Hay quienes aseguran que la Presidenta tramó la destitución de Scioli antes de que Scioli fuera reelecto. ¿Qué sentido tuvo si no, ante las evidencias de ahora, la imposición de Gabriel Mariotto como vicegobernador? ¿Cómo se explica, si no, que Mariotto se haya dedicado desde el primer día a erosionar el equilibrio de su gobernador? El sesgo autorreferencial de la Presidenta es antológico. Un vicepresidente fue un traidor por haber votado una sola vez en contra del gobierno en el Senado, pero Mariotto no lo es cuando debilita a Scioli un día sí y otro también.
A pesar de todo, hay otra cuestión que se metió calamitosamente entre la Presidenta y Scioli: la economía. Cristina ha declarado una guerra donde existía una necesidad compartida. La situación económica de Scioli es desastrosa, pero la Presidenta no está mucho mejor. La única diferencia es que la Nación cuenta con el Banco Central y puede emitir. Los gobernadores tienen que mendigar , describió el economista Carlos Melconian. No es una diferencia menor, es cierto, aunque también la ventaja de Cristina tiene su desventaja: la alegre emisión de dinero espolea la inflación, que es el gran problema irresuelto de la Argentina.
Una novedad sorprendió en los últimos días: los economistas privados y el Indec comienzan a coincidir por primera vez en cinco años. Todos ellos dicen que la caída de la economía tiene una velocidad de vértigo. Economistas privados aseguran que la economía creció en el primer semestre del año entre el 0,5 y el 1 por ciento interanual. Nada. Es una recesión de hecho. El país ingresó al segundo semestre con su economía en recesión.
Los datos parciales del Indec acompañan esas estimaciones. Según las estadísticas oficiales, el PBI industrial cayó un 4 por ciento y un 5 por ciento la construcción.
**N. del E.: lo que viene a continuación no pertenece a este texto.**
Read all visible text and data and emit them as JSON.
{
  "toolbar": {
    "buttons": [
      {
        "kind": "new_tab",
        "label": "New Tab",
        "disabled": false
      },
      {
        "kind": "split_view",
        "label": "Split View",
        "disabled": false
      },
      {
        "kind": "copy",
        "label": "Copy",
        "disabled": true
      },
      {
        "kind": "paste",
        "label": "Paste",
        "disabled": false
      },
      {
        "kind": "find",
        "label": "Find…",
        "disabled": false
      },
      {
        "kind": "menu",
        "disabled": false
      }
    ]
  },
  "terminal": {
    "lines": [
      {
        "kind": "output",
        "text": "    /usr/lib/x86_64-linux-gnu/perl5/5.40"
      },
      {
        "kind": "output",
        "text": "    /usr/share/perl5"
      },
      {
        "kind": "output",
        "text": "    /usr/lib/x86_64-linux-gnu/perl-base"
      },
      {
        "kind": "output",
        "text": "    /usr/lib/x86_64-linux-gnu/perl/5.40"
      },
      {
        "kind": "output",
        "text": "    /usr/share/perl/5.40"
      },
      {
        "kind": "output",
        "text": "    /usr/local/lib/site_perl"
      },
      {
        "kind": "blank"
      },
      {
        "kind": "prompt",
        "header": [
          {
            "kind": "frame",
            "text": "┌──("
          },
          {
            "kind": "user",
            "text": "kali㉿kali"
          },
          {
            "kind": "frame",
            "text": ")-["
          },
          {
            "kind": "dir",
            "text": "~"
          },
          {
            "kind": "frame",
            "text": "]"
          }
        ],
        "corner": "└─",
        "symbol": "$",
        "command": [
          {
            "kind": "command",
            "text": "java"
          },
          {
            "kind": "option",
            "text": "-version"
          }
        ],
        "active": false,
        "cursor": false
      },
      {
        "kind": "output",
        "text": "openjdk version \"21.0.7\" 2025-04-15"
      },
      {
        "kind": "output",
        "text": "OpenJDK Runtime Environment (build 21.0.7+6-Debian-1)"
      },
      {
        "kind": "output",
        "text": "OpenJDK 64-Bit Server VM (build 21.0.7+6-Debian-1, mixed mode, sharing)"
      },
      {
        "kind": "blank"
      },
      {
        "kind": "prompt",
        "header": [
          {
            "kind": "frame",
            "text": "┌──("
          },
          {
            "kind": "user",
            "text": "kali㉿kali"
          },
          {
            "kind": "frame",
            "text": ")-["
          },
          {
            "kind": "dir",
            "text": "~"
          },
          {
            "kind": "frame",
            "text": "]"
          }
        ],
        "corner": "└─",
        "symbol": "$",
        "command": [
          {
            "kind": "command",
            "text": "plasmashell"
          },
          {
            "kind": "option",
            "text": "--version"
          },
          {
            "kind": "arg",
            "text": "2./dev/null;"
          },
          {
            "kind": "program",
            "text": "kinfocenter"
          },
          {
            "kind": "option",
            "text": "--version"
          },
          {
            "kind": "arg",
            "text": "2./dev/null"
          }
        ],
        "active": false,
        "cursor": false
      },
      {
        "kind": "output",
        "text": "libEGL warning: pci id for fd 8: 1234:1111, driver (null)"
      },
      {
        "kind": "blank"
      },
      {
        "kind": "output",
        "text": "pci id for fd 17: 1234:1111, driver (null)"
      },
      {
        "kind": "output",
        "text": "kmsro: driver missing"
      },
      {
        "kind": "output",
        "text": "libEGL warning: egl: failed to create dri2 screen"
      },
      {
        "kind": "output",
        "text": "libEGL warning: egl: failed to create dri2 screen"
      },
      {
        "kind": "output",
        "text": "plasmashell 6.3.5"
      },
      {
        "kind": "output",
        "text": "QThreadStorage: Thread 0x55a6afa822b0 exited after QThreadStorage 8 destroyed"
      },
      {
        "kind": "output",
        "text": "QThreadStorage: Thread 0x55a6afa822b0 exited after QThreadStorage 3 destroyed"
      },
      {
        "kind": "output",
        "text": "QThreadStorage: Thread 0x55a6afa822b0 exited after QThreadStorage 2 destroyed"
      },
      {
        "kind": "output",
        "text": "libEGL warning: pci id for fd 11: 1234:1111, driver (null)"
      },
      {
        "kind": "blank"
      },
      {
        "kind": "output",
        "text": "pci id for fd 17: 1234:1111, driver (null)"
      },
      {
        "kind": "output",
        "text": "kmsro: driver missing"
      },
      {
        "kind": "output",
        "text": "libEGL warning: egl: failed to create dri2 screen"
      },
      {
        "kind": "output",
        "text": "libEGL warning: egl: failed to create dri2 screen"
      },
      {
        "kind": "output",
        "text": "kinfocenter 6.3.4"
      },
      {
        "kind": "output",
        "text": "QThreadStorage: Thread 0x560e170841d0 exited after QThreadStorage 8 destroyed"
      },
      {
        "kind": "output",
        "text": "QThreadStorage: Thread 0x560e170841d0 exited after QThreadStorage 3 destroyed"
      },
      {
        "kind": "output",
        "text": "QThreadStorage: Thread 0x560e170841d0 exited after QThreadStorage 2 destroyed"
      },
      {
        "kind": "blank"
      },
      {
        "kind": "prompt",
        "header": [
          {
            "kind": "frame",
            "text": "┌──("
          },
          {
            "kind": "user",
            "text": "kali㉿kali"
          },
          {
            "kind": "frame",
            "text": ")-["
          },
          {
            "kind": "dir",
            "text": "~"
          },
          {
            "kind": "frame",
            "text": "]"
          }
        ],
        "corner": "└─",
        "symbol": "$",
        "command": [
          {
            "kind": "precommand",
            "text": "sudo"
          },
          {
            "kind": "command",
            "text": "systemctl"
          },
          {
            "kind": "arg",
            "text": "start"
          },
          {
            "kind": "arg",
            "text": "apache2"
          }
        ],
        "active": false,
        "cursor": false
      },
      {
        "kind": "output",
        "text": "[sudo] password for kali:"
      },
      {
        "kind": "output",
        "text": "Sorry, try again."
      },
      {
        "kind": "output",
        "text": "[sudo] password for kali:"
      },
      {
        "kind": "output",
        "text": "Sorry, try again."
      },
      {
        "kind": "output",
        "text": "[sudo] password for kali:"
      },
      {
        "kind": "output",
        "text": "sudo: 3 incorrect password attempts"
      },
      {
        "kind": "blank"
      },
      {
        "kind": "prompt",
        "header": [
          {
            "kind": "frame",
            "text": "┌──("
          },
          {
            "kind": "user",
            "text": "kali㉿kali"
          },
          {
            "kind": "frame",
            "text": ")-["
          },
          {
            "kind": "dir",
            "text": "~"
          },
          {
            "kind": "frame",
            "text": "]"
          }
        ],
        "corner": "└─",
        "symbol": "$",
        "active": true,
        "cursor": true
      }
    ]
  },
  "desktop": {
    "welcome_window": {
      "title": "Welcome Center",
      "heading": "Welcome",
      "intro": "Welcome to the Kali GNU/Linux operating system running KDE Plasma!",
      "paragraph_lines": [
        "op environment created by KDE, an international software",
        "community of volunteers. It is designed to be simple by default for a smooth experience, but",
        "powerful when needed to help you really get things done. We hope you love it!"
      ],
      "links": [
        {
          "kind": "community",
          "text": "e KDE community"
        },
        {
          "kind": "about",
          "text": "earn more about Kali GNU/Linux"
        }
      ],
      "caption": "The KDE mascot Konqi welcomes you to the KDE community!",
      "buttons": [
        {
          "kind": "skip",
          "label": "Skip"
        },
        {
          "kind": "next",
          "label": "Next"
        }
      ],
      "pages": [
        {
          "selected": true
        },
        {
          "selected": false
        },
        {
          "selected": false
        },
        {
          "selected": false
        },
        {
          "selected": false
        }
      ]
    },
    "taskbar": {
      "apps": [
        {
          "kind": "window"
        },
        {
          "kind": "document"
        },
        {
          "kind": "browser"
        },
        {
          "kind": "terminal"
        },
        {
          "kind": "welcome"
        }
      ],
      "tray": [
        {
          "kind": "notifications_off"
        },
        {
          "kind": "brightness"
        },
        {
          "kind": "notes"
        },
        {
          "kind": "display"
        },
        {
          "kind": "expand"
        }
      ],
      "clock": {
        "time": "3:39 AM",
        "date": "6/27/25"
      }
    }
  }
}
La venta de automóviles se derrumbó un 24 por ciento en abril, otro 24 por ciento en mayo y un 34 por ciento en junio. La producción de cemento registró un descenso importante en el primer semestre. La caída de la inversión fue altamente negativa en los primeros seis meses del año; algunos economistas privados señalan que podría estar en 16 puntos por debajo de cero.
Las restricciones para acceder al dólar, que se agravan con el paso de las semanas, y el freno absoluto y discrecional para las importaciones están convirtiendo a la economía en un páramo.
Decenas de obras privadas se frenaron en seco en los últimos días. Nadie está dispuesto a invertir en un país donde la propiedad del dinero ha dejado de ser propiedad privada. El Gobierno hasta hizo saber que obligará a los bancos a dar créditos a tasas del 14 por ciento anual, muy por debajo de la inflación. Así, condenará a los bancos a trabajar a pérdida o, en el peor de los casos, a la quiebra.
La única buena noticia de los últimos días fue un nuevo repunte del precio de la soja en el mercado de Chicago, que llegó a rozar los 600 dólares la tonelada. ¿Significa que el próximo año será mejor? No. Sólo habrá una mayor disponibilidad de dólares. La situación macroeconómica tiene otros condimentos letales y su modificación requeriría de un cambio sustancial de la política económica. Cristina Kirchner carece de ductilidad para decisiones de esa envergadura y no está dispuesta a reconocer que se equivocó. No lo ha hecho nunca.
La Presidenta podría haber acordado con Scioli en que los dos están mal. Hubiera sido una manera diferente de abordar la escasez real y mutua. Prefirió, al revés, confirmarse ella misma lo que ya sabía: que está ante un enemigo que la acecha para quitarle el poder. Eligió intentar una destitución antes de ser destituida.
Es la manera, conspirativa y enredada, de Cristina para resolver los problemas colectivos que están a la vista de todos. Es la mejor manera, también, de no resolverlos nunca.